A government move to ban the use of strong antibiotics in poultry farms could help insulate animal product exporters from international criticism on drug contamination. This comes at a time when reports have emerged that people consuming animal products laced with strong antibiotics develop drug resistance. 

The government is proposing a ban on the use of strong drugs like colistin, an antibiotic widely used in the meat and poultry industry to make animals grow faster says a report by livemint.com.

The move follows a decision of the Drugs Technical Advisory Board, the country's to drugs advisory body, at a meeting on November 29 to ban the use of colistin, also called the drug of last hope, in animals.

World Health Organization has asked member states to restrict the use of antibiotics critically important to human medicine in animals. The European Union banned colistin in 2006, while Malaysia and China did so this year.

Widespread use of colistin

The use of colistin and other such strong broad-spectrum drugs in livestock has been linked to antibiotic resistance in humans. Colistin helps chicken to gain weight faster than it naturally would. Public health experts have warned that continued use of strong antibiotics in farming makes them useless in treating human patients.

A study by the London-based Bureau of Investigative Journalism earlier this year found that Indian poultry carried some of the strongest antibiotics, rocking the export market of poultry.

This study also found that companies like Venky's—the biggest chicken product supplier to McDonald's, Pizza Hut and KFC—used colistin in their produce. 

Venky's has taken the stand that its antibiotics use is limited to therapeutic purposes.

A host of government agencies including the department of animal husbandry, dairying and fisheries, Food Safety and Standards Authority of India, Ministry of agriculture and farmers' welfare, Ministry of health and family welfare and the drug controller general of India has examined this matter and recommended a colistin ban, the media report said.

National antibiotic policy technical advisory member Dr Abdul Ghafur, who is also coordinator of the implementation panel of Chennai declaration on antimicrobial resistance, had urged the government to formulate an appropriate response to growing global concerns on drug residue in animal products.

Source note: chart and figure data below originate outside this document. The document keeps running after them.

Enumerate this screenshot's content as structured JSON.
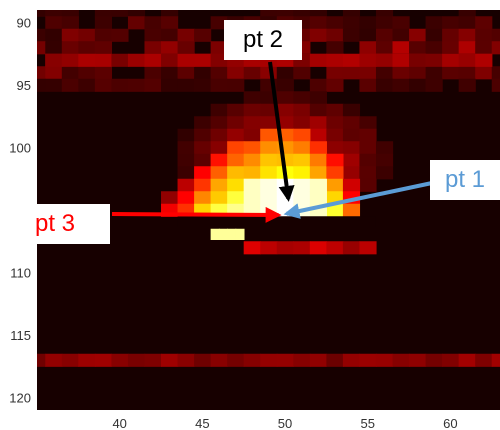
{
  "chart_data": {
    "type": "heatmap",
    "title": "",
    "xlabel": "",
    "ylabel": "",
    "x_range": [
      35,
      63
    ],
    "y_range": [
      89,
      121
    ],
    "y_reversed": true,
    "colormap": "hot",
    "x_ticks": [
      40,
      45,
      50,
      55,
      60
    ],
    "y_ticks": [
      90,
      95,
      100,
      105,
      110,
      115,
      120
    ],
    "hot_region": {
      "center": {
        "x": 50,
        "y": 104.5
      },
      "peak_level": 1.0,
      "columns": [
        {
          "x": 43,
          "top": 104,
          "level": 0.35
        },
        {
          "x": 44,
          "top": 103,
          "level": 0.5
        },
        {
          "x": 45,
          "top": 102,
          "level": 0.7
        },
        {
          "x": 46,
          "top": 101,
          "level": 0.82
        },
        {
          "x": 47,
          "top": 100,
          "level": 0.9
        },
        {
          "x": 48,
          "top": 100,
          "level": 0.95
        },
        {
          "x": 49,
          "top": 99,
          "level": 1.0
        },
        {
          "x": 50,
          "top": 99,
          "level": 1.0
        },
        {
          "x": 51,
          "top": 99,
          "level": 0.97
        },
        {
          "x": 52,
          "top": 100,
          "level": 0.9
        },
        {
          "x": 53,
          "top": 101,
          "level": 0.8
        },
        {
          "x": 54,
          "top": 103,
          "level": 0.55
        }
      ],
      "bright_patch": {
        "x": [
          46,
          47.5
        ],
        "y": 107,
        "level": 0.9
      },
      "faint_rows": [
        {
          "y": 93,
          "x": [
            36,
            62
          ],
          "level": 0.25
        },
        {
          "y": 108,
          "x": [
            48,
            55
          ],
          "level": 0.32
        },
        {
          "y": 117,
          "x": [
            35,
            63
          ],
          "level": 0.22
        }
      ]
    },
    "annotations": [
      {
        "label": "pt 1",
        "color": "#5b9bd5",
        "target": {
          "x": 50.1,
          "y": 105.3
        }
      },
      {
        "label": "pt 2",
        "color": "#000000",
        "target": {
          "x": 50.2,
          "y": 104.1
        }
      },
      {
        "label": "pt 3",
        "color": "#ff0000",
        "target": {
          "x": 49.6,
          "y": 105.4
        }
      }
    ]
  },
  "labels": {
    "pt1": "pt 1",
    "pt2": "pt 2",
    "pt3": "pt 3"
  },
  "colors": {
    "pt1": "#5b9bd5",
    "pt2": "#000000",
    "pt3": "#ff0000",
    "background": "#170000"
  }
}
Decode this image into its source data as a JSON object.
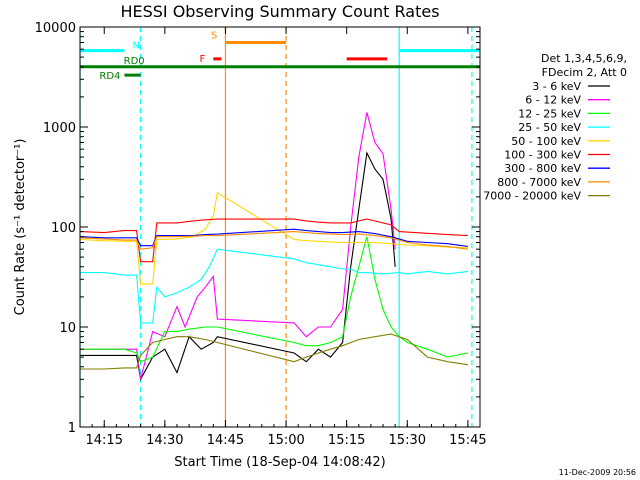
{
  "chart_data": {
    "type": "line",
    "title": "HESSI Observing Summary Count Rates",
    "xlabel": "Start Time (18-Sep-04 14:08:42)",
    "ylabel": "Count Rate (s⁻¹ detector⁻¹)",
    "yscale": "log",
    "ylim": [
      1,
      10000
    ],
    "xlim": [
      "14:09",
      "15:48"
    ],
    "x_ticks": [
      "14:15",
      "14:30",
      "14:45",
      "15:00",
      "15:15",
      "15:30",
      "15:45"
    ],
    "y_ticks": [
      "1",
      "10",
      "100",
      "1000",
      "10000"
    ],
    "legend_header": [
      "Det 1,3,4,5,6,9,",
      "FDecim 2, Att 0"
    ],
    "legend_position": "right",
    "timestamp": "11-Dec-2009 20:56",
    "series": [
      {
        "name": "3 - 6 keV",
        "color": "#000000",
        "points": [
          [
            "14:09",
            5.2
          ],
          [
            "14:20",
            5.2
          ],
          [
            "14:23",
            5.2
          ],
          [
            "14:24",
            3.0
          ],
          [
            "14:27",
            5
          ],
          [
            "14:30",
            6
          ],
          [
            "14:33",
            3.5
          ],
          [
            "14:36",
            8
          ],
          [
            "14:39",
            6
          ],
          [
            "14:42",
            7
          ],
          [
            "14:43",
            8
          ],
          [
            "15:02",
            5.5
          ],
          [
            "15:05",
            4.5
          ],
          [
            "15:08",
            6
          ],
          [
            "15:11",
            5
          ],
          [
            "15:14",
            7
          ],
          [
            "15:16",
            40
          ],
          [
            "15:18",
            150
          ],
          [
            "15:20",
            550
          ],
          [
            "15:22",
            380
          ],
          [
            "15:24",
            300
          ],
          [
            "15:25",
            190
          ],
          [
            "15:26",
            120
          ],
          [
            "15:27",
            40
          ]
        ]
      },
      {
        "name": "6 - 12 keV",
        "color": "#ff00ff",
        "points": [
          [
            "14:09",
            6
          ],
          [
            "14:20",
            6
          ],
          [
            "14:23",
            6
          ],
          [
            "14:24",
            3.0
          ],
          [
            "14:27",
            9
          ],
          [
            "14:30",
            8
          ],
          [
            "14:33",
            16
          ],
          [
            "14:35",
            10
          ],
          [
            "14:38",
            20
          ],
          [
            "14:40",
            25
          ],
          [
            "14:42",
            32
          ],
          [
            "14:43",
            12
          ],
          [
            "15:02",
            11
          ],
          [
            "15:05",
            8
          ],
          [
            "15:08",
            10
          ],
          [
            "15:11",
            10
          ],
          [
            "15:14",
            15
          ],
          [
            "15:16",
            100
          ],
          [
            "15:18",
            500
          ],
          [
            "15:20",
            1400
          ],
          [
            "15:22",
            700
          ],
          [
            "15:24",
            540
          ],
          [
            "15:26",
            150
          ],
          [
            "15:27",
            60
          ]
        ]
      },
      {
        "name": "12 - 25 keV",
        "color": "#00ff00",
        "points": [
          [
            "14:09",
            6
          ],
          [
            "14:20",
            6
          ],
          [
            "14:23",
            5.5
          ],
          [
            "14:24",
            4.5
          ],
          [
            "14:27",
            5
          ],
          [
            "14:30",
            9
          ],
          [
            "14:33",
            9
          ],
          [
            "14:36",
            9.5
          ],
          [
            "14:40",
            10
          ],
          [
            "14:43",
            10
          ],
          [
            "15:02",
            7
          ],
          [
            "15:05",
            6.5
          ],
          [
            "15:08",
            6.5
          ],
          [
            "15:11",
            7
          ],
          [
            "15:14",
            8
          ],
          [
            "15:16",
            20
          ],
          [
            "15:18",
            40
          ],
          [
            "15:20",
            80
          ],
          [
            "15:22",
            30
          ],
          [
            "15:24",
            15
          ],
          [
            "15:26",
            10
          ],
          [
            "15:28",
            8
          ],
          [
            "15:30",
            7
          ],
          [
            "15:35",
            6
          ],
          [
            "15:40",
            5
          ],
          [
            "15:45",
            5.5
          ]
        ]
      },
      {
        "name": "25 - 50 keV",
        "color": "#00ffff",
        "points": [
          [
            "14:09",
            35
          ],
          [
            "14:15",
            35
          ],
          [
            "14:20",
            33
          ],
          [
            "14:23",
            33
          ],
          [
            "14:24",
            11
          ],
          [
            "14:27",
            11
          ],
          [
            "14:28",
            25
          ],
          [
            "14:30",
            20
          ],
          [
            "14:33",
            22
          ],
          [
            "14:36",
            25
          ],
          [
            "14:39",
            30
          ],
          [
            "14:41",
            40
          ],
          [
            "14:43",
            60
          ],
          [
            "15:02",
            48
          ],
          [
            "15:05",
            44
          ],
          [
            "15:08",
            42
          ],
          [
            "15:11",
            40
          ],
          [
            "15:14",
            38
          ],
          [
            "15:16",
            38
          ],
          [
            "15:18",
            35
          ],
          [
            "15:20",
            35
          ],
          [
            "15:24",
            34
          ],
          [
            "15:28",
            35
          ],
          [
            "15:30",
            34
          ],
          [
            "15:35",
            36
          ],
          [
            "15:40",
            34
          ],
          [
            "15:45",
            36
          ]
        ]
      },
      {
        "name": "50 - 100 keV",
        "color": "#ffd700",
        "points": [
          [
            "14:09",
            75
          ],
          [
            "14:15",
            73
          ],
          [
            "14:20",
            72
          ],
          [
            "14:23",
            72
          ],
          [
            "14:24",
            27
          ],
          [
            "14:27",
            27
          ],
          [
            "14:28",
            75
          ],
          [
            "14:33",
            76
          ],
          [
            "14:37",
            80
          ],
          [
            "14:40",
            95
          ],
          [
            "14:42",
            130
          ],
          [
            "14:43",
            220
          ],
          [
            "15:02",
            75
          ],
          [
            "15:05",
            73
          ],
          [
            "15:08",
            72
          ],
          [
            "15:11",
            71
          ],
          [
            "15:14",
            70
          ],
          [
            "15:16",
            70
          ],
          [
            "15:18",
            70
          ],
          [
            "15:22",
            70
          ],
          [
            "15:26",
            68
          ],
          [
            "15:30",
            66
          ],
          [
            "15:35",
            65
          ],
          [
            "15:40",
            63
          ],
          [
            "15:45",
            62
          ]
        ]
      },
      {
        "name": "100 - 300 keV",
        "color": "#ff0000",
        "points": [
          [
            "14:09",
            90
          ],
          [
            "14:15",
            88
          ],
          [
            "14:20",
            92
          ],
          [
            "14:23",
            92
          ],
          [
            "14:24",
            45
          ],
          [
            "14:27",
            45
          ],
          [
            "14:28",
            110
          ],
          [
            "14:33",
            110
          ],
          [
            "14:37",
            115
          ],
          [
            "14:40",
            118
          ],
          [
            "14:43",
            120
          ],
          [
            "15:02",
            120
          ],
          [
            "15:05",
            115
          ],
          [
            "15:08",
            112
          ],
          [
            "15:11",
            110
          ],
          [
            "15:14",
            110
          ],
          [
            "15:16",
            110
          ],
          [
            "15:18",
            115
          ],
          [
            "15:20",
            120
          ],
          [
            "15:22",
            115
          ],
          [
            "15:26",
            105
          ],
          [
            "15:28",
            90
          ],
          [
            "15:32",
            88
          ],
          [
            "15:36",
            86
          ],
          [
            "15:40",
            84
          ],
          [
            "15:45",
            82
          ]
        ]
      },
      {
        "name": "300 - 800 keV",
        "color": "#0000ff",
        "points": [
          [
            "14:09",
            80
          ],
          [
            "14:15",
            78
          ],
          [
            "14:20",
            78
          ],
          [
            "14:23",
            78
          ],
          [
            "14:24",
            65
          ],
          [
            "14:27",
            65
          ],
          [
            "14:28",
            82
          ],
          [
            "14:33",
            82
          ],
          [
            "14:37",
            82
          ],
          [
            "14:40",
            84
          ],
          [
            "14:43",
            85
          ],
          [
            "15:02",
            95
          ],
          [
            "15:05",
            92
          ],
          [
            "15:08",
            90
          ],
          [
            "15:11",
            88
          ],
          [
            "15:14",
            88
          ],
          [
            "15:18",
            90
          ],
          [
            "15:22",
            86
          ],
          [
            "15:26",
            80
          ],
          [
            "15:30",
            72
          ],
          [
            "15:35",
            70
          ],
          [
            "15:40",
            68
          ],
          [
            "15:45",
            64
          ]
        ]
      },
      {
        "name": "800 - 7000 keV",
        "color": "#ff8c00",
        "points": [
          [
            "14:09",
            78
          ],
          [
            "14:15",
            76
          ],
          [
            "14:20",
            74
          ],
          [
            "14:23",
            74
          ],
          [
            "14:24",
            60
          ],
          [
            "14:27",
            62
          ],
          [
            "14:28",
            80
          ],
          [
            "14:33",
            80
          ],
          [
            "14:37",
            81
          ],
          [
            "14:40",
            82
          ],
          [
            "14:43",
            82
          ],
          [
            "15:02",
            90
          ],
          [
            "15:05",
            88
          ],
          [
            "15:08",
            86
          ],
          [
            "15:11",
            85
          ],
          [
            "15:14",
            84
          ],
          [
            "15:18",
            85
          ],
          [
            "15:22",
            82
          ],
          [
            "15:26",
            78
          ],
          [
            "15:30",
            70
          ],
          [
            "15:35",
            66
          ],
          [
            "15:40",
            64
          ],
          [
            "15:45",
            60
          ]
        ]
      },
      {
        "name": "7000 - 20000 keV",
        "color": "#808000",
        "points": [
          [
            "14:09",
            3.8
          ],
          [
            "14:15",
            3.8
          ],
          [
            "14:20",
            3.9
          ],
          [
            "14:23",
            3.9
          ],
          [
            "14:24",
            5.2
          ],
          [
            "14:27",
            7
          ],
          [
            "14:30",
            7.5
          ],
          [
            "14:33",
            8
          ],
          [
            "14:36",
            8
          ],
          [
            "14:40",
            7.5
          ],
          [
            "14:43",
            7
          ],
          [
            "15:02",
            4.5
          ],
          [
            "15:05",
            5
          ],
          [
            "15:08",
            5.5
          ],
          [
            "15:11",
            6
          ],
          [
            "15:14",
            6.5
          ],
          [
            "15:18",
            7.5
          ],
          [
            "15:22",
            8
          ],
          [
            "15:26",
            8.5
          ],
          [
            "15:30",
            7.5
          ],
          [
            "15:35",
            5
          ],
          [
            "15:40",
            4.5
          ],
          [
            "15:45",
            4.2
          ]
        ]
      }
    ],
    "flag_bars": [
      {
        "label": "N",
        "color": "#00ffff",
        "segments": [
          [
            "14:09",
            "14:20"
          ],
          [
            "15:28",
            "15:48"
          ]
        ],
        "level": 5800
      },
      {
        "label": "S",
        "color": "#ff8c00",
        "segments": [
          [
            "14:45",
            "15:00"
          ]
        ],
        "level": 7000
      },
      {
        "label": "F",
        "color": "#ff0000",
        "segments": [
          [
            "14:42",
            "14:44"
          ],
          [
            "15:15",
            "15:25"
          ]
        ],
        "level": 4800
      },
      {
        "label": "RD0",
        "color": "#008000",
        "segments": [
          [
            "14:09",
            "15:48"
          ]
        ],
        "level": 4000
      },
      {
        "label": "RD4",
        "color": "#008000",
        "segments": [
          [
            "14:20",
            "14:24"
          ]
        ],
        "level": 3300
      }
    ],
    "vertical_lines": [
      {
        "time": "14:09",
        "color": "#00ffff",
        "style": "solid"
      },
      {
        "time": "14:24",
        "color": "#00ffff",
        "style": "dashed"
      },
      {
        "time": "14:45",
        "color": "#ff8c00",
        "style": "solid"
      },
      {
        "time": "15:00",
        "color": "#ff8c00",
        "style": "dashed"
      },
      {
        "time": "15:28",
        "color": "#00ffff",
        "style": "solid"
      },
      {
        "time": "15:46",
        "color": "#00ffff",
        "style": "dashed"
      }
    ]
  }
}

The availability of colistin in India's drugstores without medical prescription has been a matter of concern. The London journalists' body expressed shock that growth-promoting antibiotics, including colistin from international and domestic pharmaceutical companies, are widely available to Indian farmers. "The Bureau found multiple examples of Indian drug manufacturers selling colistin as a growth promoter for chicken," the report said.